Donald Trump did not descend upon the world from the sky; he is an aberrant product of an aberrant global system that has reached a dead end—a system designed to monopolize opportunities and enforce the dominance of the greenback. The decision was made to confront emerging powers challenging this dominance and push them out of America’s neighboring zones of monopoly. A collision was inevitable—not only with China’s rising influence, but with the Eurozone as well—driving the targeted powers to form counter-alliances outside the familiar order.
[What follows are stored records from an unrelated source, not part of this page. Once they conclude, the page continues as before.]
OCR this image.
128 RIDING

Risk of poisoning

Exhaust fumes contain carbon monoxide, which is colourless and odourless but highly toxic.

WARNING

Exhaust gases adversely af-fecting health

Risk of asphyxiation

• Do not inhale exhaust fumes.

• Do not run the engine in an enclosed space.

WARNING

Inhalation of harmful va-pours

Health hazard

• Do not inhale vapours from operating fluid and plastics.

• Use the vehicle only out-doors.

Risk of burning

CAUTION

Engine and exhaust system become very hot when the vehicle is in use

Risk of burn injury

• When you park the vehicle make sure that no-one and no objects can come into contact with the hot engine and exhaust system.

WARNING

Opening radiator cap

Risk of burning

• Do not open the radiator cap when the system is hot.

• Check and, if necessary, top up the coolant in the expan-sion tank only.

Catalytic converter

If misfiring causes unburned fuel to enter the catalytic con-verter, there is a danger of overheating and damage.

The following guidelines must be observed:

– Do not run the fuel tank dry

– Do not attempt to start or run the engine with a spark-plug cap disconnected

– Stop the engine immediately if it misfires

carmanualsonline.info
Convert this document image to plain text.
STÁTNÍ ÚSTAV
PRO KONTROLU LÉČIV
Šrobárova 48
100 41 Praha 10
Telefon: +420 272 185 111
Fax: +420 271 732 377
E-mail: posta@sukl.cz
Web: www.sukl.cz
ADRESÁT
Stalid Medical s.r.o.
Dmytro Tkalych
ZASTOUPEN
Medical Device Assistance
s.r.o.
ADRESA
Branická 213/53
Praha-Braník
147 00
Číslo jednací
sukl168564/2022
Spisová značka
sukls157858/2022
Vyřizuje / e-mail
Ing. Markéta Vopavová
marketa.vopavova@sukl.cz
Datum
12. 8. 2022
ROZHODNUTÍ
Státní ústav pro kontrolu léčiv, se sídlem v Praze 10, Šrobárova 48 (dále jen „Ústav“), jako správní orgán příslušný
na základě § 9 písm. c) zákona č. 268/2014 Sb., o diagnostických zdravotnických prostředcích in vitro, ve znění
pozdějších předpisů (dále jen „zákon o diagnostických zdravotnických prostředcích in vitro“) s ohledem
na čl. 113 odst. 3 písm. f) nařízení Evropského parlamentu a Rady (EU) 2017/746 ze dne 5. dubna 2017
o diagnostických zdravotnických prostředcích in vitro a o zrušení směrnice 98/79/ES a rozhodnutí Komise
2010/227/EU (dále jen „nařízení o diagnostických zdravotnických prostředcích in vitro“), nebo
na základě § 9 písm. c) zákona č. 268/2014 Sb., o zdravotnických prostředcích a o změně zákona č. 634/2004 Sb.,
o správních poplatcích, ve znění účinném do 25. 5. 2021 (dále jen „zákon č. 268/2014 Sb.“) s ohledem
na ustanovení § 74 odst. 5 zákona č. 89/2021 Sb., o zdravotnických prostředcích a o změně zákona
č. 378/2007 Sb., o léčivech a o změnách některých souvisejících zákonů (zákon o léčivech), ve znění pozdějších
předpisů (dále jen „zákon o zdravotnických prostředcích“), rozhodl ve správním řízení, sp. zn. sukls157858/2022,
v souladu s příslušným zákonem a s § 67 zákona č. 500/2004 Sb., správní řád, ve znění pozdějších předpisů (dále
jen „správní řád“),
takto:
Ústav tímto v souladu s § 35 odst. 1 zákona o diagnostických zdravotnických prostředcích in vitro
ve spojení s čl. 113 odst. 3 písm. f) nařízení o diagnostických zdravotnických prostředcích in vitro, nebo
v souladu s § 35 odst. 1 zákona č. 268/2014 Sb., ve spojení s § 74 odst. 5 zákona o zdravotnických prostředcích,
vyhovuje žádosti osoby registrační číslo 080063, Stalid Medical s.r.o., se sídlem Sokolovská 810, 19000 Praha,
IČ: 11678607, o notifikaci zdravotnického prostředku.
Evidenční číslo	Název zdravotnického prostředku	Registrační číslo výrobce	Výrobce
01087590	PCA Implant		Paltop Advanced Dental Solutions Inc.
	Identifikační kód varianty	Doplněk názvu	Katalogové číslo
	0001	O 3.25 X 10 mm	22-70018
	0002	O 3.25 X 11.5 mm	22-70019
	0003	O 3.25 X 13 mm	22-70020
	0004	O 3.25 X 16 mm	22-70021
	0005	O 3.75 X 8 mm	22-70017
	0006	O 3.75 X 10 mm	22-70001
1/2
Venezuela was nothing but a precise translation of all this, and the talk of Greenland and Canada merely confirms it. As for Iran—around which mobilization is underway to replicate the Venezuelan model—it represents a translation of a hidden struggle for influence and interests. Even if it is framed as destabilization in the Gulf region and a threat to Israel’s security, its ultimate outcome serves the logic of using America’s overwhelming power to redraw and entrench zones of monopoly and the dominance of the greenback.

Benjamin Netanyahu and Israel’s ruling right have placed all their eggs in Donald Trump’s basket and that of the neoconservatives in the United States, believing that after October 7 the moment had come to decisively resolve their existential crisis within the framework of the neoconservative project and its vision of subjugating the world by force. They now act toward their neighbors with the same logic. The deliberate Israeli obstruction of the Palestinian, Lebanese, and Syrian files can only be understood as a waiting game—anticipating the outcomes of Trump’s policies in the major arenas, foremost among them the Iranian file and the priority of toppling the existing regime there.

The worst is yet to come for the Middle East and the world at large. The collision of the major projects launched by Donald Trump has effectively become the last lifeline for Benjamin Netanyahu and Israel’s ruling right. All indicators suggest these projects will collide with internal constraints within the United States—limitations on their ability to press forward—as well as objective constraints tied to the fragmentation of traditional U.S. alliances and the resilience of those targeted by them. This will determine the future of the Middle East and the world as a whole, in which Palestinians and Israelis alike may become minor details—until Donald Trump and his entourage finish learning veterinary medicine on donkeys of light.